How do we start analyzing one or many metric variables? My suggestion: first inspect the frequency distributions of all variables separately.
Why? Because metric variables can -and do sometimes- have weird values or distributions. We don't want those to end up in newly computed variables or our final results.
A very fast and easy way to get a hold on metric variables is running and inspecting their histograms. We'll do just that on speedtasks.sav, part of which is shown below.
SPSS Histograms - The Easy Way
So how do we get our histograms? Well, we can get many in one go from FREQUENCIES. Instead of using SPSS’ menu, copy-paste-edit-running the syntax below is faster and easier.
frequencies r01 to r15
/format notable
/histogram.
Results - Case Processing Summary
First off, let's take a quick look at the case processing summary in the output viewer window. Note that trial 10 has 205 (!) missing values. Whatever the reason, we shouldn't blindly include it in any multivariate analyses. In fact, we may even exclude it from any analyses.
Results - Histograms
Let's now take a look at the actual histograms. An unfortunate feature -or bug?- is that we don't see any variable names. The output outline shows only variable labels, even after running set ovars both.

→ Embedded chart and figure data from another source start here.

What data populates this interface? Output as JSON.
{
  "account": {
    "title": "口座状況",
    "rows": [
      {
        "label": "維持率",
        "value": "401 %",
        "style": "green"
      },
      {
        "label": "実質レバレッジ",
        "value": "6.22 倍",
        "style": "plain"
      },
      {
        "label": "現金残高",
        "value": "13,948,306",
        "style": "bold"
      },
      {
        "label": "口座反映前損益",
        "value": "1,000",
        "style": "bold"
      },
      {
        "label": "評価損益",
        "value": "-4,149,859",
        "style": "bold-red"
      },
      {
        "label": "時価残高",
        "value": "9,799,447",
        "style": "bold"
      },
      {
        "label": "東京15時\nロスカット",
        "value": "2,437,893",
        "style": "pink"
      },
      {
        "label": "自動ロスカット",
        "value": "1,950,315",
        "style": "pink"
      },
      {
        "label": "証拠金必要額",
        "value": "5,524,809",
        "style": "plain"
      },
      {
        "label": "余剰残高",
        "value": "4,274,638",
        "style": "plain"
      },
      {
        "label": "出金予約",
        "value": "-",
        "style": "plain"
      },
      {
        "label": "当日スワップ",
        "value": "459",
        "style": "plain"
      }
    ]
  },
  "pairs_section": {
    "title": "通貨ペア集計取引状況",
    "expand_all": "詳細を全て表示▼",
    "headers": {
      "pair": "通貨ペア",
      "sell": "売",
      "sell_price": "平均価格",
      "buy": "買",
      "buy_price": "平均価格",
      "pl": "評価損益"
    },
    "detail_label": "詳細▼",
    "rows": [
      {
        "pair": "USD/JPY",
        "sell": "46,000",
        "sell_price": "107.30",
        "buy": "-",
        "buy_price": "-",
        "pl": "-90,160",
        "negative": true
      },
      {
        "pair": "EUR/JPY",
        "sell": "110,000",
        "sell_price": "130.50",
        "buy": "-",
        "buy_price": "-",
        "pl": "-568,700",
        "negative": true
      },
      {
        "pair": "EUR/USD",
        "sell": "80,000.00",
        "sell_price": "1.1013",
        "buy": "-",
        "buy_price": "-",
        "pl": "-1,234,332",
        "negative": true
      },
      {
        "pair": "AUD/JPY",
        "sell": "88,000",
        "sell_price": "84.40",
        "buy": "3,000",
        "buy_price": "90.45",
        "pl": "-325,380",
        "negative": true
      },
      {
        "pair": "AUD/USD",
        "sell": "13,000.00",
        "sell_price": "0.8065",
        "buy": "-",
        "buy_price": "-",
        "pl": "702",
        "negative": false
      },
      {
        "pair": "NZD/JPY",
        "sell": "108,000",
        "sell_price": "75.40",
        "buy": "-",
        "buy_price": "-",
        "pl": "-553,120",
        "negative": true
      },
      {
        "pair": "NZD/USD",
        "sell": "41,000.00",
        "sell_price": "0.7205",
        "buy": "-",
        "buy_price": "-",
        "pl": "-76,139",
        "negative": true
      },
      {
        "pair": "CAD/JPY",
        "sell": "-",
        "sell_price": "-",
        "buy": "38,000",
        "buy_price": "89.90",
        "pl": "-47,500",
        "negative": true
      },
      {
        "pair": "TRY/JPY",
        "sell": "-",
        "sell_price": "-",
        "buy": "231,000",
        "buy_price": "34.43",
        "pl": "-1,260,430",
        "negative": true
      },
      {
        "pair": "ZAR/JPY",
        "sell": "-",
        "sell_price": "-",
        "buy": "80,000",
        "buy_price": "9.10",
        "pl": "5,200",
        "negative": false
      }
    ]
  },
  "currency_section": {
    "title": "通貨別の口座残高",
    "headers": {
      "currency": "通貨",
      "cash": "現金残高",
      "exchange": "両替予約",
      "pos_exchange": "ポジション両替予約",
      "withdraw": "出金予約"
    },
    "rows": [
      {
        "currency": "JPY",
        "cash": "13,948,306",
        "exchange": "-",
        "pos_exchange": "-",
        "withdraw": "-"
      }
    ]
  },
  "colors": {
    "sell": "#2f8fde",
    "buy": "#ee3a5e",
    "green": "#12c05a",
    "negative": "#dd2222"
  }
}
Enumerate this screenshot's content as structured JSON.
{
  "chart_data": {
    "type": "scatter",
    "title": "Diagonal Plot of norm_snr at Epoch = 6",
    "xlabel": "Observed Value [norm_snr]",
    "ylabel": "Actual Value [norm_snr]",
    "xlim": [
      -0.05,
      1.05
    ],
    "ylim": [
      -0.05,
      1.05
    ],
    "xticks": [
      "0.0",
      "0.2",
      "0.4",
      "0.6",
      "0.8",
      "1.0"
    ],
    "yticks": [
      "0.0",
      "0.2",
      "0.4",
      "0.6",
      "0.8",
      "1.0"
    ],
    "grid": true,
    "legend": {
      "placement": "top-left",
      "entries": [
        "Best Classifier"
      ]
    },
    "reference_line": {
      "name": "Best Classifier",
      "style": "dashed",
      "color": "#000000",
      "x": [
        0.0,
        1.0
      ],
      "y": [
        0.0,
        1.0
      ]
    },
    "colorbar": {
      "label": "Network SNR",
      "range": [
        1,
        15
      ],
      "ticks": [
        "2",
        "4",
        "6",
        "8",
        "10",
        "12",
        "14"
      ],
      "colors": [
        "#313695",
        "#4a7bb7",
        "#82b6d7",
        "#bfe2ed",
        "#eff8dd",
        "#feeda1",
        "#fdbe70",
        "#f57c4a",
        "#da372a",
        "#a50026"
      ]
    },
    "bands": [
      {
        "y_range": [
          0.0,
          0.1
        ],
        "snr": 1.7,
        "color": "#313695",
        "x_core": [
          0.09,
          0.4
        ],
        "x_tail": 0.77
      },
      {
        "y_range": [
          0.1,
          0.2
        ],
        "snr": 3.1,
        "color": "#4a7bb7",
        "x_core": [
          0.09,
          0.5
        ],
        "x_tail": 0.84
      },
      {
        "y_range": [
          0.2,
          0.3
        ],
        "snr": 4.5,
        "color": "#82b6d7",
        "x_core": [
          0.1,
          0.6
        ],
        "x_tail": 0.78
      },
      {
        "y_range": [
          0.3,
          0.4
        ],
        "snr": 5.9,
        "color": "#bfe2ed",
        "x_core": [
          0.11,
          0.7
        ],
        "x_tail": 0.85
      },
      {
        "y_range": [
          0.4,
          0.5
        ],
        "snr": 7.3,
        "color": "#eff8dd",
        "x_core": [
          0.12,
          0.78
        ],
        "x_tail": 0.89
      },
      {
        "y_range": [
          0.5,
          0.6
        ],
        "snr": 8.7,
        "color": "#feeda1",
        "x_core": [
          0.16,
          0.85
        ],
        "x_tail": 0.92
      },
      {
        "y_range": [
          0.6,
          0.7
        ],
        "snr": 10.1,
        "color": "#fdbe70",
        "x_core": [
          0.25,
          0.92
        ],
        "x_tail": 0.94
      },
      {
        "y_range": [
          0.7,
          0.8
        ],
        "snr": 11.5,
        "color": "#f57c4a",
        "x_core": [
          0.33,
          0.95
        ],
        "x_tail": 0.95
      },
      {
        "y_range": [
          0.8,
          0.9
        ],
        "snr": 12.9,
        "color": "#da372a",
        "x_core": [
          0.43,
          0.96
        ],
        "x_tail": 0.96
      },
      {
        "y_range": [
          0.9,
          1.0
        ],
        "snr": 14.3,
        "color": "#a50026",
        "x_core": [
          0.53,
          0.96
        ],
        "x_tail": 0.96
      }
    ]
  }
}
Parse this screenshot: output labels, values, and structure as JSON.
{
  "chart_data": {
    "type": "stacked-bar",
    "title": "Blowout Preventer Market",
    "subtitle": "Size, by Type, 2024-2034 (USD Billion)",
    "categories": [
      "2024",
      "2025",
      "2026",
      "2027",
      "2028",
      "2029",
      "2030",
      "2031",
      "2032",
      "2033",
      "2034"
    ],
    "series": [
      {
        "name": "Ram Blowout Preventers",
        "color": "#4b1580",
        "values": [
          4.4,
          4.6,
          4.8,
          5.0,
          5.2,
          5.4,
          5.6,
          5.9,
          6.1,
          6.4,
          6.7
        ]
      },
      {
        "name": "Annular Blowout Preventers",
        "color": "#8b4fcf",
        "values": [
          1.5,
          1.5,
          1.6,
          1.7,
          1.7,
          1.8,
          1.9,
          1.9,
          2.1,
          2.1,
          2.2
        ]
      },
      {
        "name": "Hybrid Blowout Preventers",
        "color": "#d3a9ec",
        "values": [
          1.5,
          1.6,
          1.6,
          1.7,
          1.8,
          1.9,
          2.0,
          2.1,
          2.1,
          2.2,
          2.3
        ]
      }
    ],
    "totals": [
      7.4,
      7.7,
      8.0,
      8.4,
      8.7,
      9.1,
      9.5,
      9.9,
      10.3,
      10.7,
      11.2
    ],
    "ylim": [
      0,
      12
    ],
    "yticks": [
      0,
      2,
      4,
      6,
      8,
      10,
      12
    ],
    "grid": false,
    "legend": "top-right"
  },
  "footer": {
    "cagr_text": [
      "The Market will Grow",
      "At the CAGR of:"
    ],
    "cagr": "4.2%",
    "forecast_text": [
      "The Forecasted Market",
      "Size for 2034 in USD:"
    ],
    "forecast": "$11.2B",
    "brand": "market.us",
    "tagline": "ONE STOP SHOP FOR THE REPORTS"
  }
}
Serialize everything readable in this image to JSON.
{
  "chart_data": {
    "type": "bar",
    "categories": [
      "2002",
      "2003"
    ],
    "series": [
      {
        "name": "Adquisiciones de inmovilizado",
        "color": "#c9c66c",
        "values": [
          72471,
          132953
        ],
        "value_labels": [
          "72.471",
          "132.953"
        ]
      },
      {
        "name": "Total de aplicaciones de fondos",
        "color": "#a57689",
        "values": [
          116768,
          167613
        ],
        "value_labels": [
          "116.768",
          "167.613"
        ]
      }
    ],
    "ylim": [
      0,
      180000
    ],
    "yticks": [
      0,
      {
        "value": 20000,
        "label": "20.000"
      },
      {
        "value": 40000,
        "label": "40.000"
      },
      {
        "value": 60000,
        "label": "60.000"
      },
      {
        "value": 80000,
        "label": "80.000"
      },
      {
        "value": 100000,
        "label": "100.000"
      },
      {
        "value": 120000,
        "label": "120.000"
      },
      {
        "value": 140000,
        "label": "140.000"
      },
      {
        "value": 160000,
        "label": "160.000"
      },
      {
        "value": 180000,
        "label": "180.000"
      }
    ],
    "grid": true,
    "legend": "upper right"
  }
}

This sucks because we need variable names for setting missing values -if our histograms show any, that is. For the data at hand, the names are pretty straightforward but this is not always the case.
Results - Outliers
Our data hold reaction times and a normal range for them is between some 500 and 2,000 milliseconds -that is, between half a second and 2 seconds. Trial 2 (below) shows some values quite outside this normal range. We could exclude values under 300ms and over 2,500ms by setting them as user missing values.
For some very dumb reason, SPSS does not allow setting 2 ranges of missing values (below 300ms and 2,500ms and over). A solution -ugly but often necessary- is to RECODE all values below 300ms and below into 250 and set that as missing.
Strictly, this is unsound practice because we're discarding part of the information in our data. If that's a real concern, try the SPSS Clone Variables Tool.
recode r02 (300 thru hi = copy)(else = 250).
execute.
*Set missing values for trial 2.
missing values r02(250,2500 thru hi).
*Recheck.
frequencies r02
/format notable
/histogram.
Results - Weird Distribution
Next, note that trial 3 has a seriously weird distribution with huge peaks between 200ms and 300ms. Whatever the reason for this, we probably want to set these values as missing. Unfortunately, we'll have few valid values left if we do so. So we may want to exclude trial 3 altogether from any analyses.
Results - Another Weird Distribution
Although most of our histograms show plausible distributions, trial 7 looks very odd. It almost seems to give us 2 raised middle fingers. How rude...!
This could be a plausible distribution for some variables such as controversial (“love it or hate it”) statements. For reaction times, however, it's not plausible. Besides, none of the other histograms show this pattern. If all trials were comparable tasks, then perhaps exclude this variable altogether. It seems like something has gone wrong here.
Note that the minimum, maximum, mean and standard deviation all look pretty normal. Simple descriptive statistics would not show anything wrong with this problematic variable.
Final Notes
The data we inspected contain some very nasty surprises. Most data files look way better and many are even problem free. However, I do encounter problematic variables in real data on a very regular basis. The main takeaways from this tutorial are
- inspecting histograms takes very little effort;
- histograms quickly show any problems your metric variables may have;
- descriptive statistics don't always detect all issues;
- choosing which values (or even variables) to exclude can be difficult and disputable.
Thanks for reading!